Institutional conference


The Bahá’í Faith was brought to Cameroon in 1953 by Mr. Enoch Olinga of Uganda who settled in Limbe. He was accompanied by an Iranian couple: Ali and Violette Nakhjavani who were resident in Uganda at the time.

On 21st April 1954, the first Baha’i local governing council was formed in Limbe. Slightly over a decade later in 1967, the first national governing body, called the National Spiritual Assembly of the Bahá’ís of Cameroon, was elected. Through several teaching campaigns, many people throughout the country have joined the Faith and are finding inspiration and guidance in the teachings of Bahá’u’lláh. Baha’is and their friends are striving to translate Bahá’u’lláh’s spiritual teachings into actions for the betterment of their community and the world at large.

Enoch Olinga

Enoch Olinga, Knight of Baha'u'llah
British Southern Cameroons

Today, there are over 40,000 Bahá’ís in nearly 1,800 localities spread across all the ten regions of the country.
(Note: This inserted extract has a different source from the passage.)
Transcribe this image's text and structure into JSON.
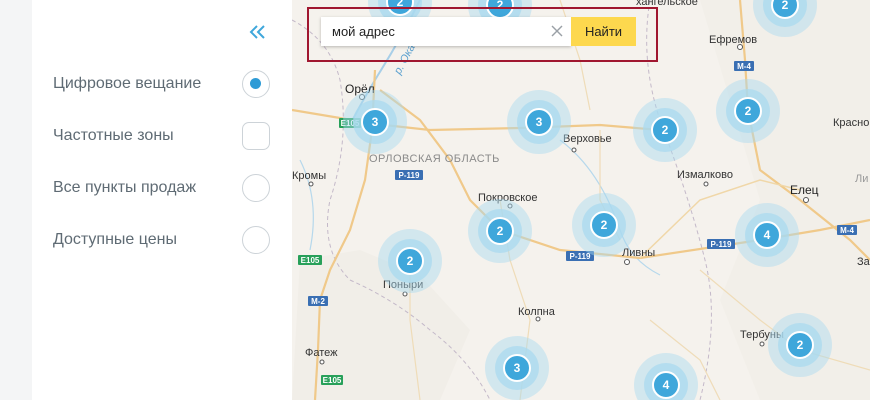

They come from diverse ethnic, social, cultural, and religious backgrounds, yet they study a common set of sacred Writings and are exploring together how to build a society that is materially and spiritually prosperous. The Bahá’í community has no clergy, its affairs are administered at local and national levels by institutions called Spiritual Assemblies composed of nine members elected annually. The governing council of the Bahá’í Faith at the global level is called the Universal House of Justice.

The Bahá’ís of Cameroon are working tirelessly to promote individual and collective transformation through community-building activities including devotional meetings, study circles, classes for the education of children and the junior youth spiritual empowerment programme. The primary goal is to build capacities for service to humanity.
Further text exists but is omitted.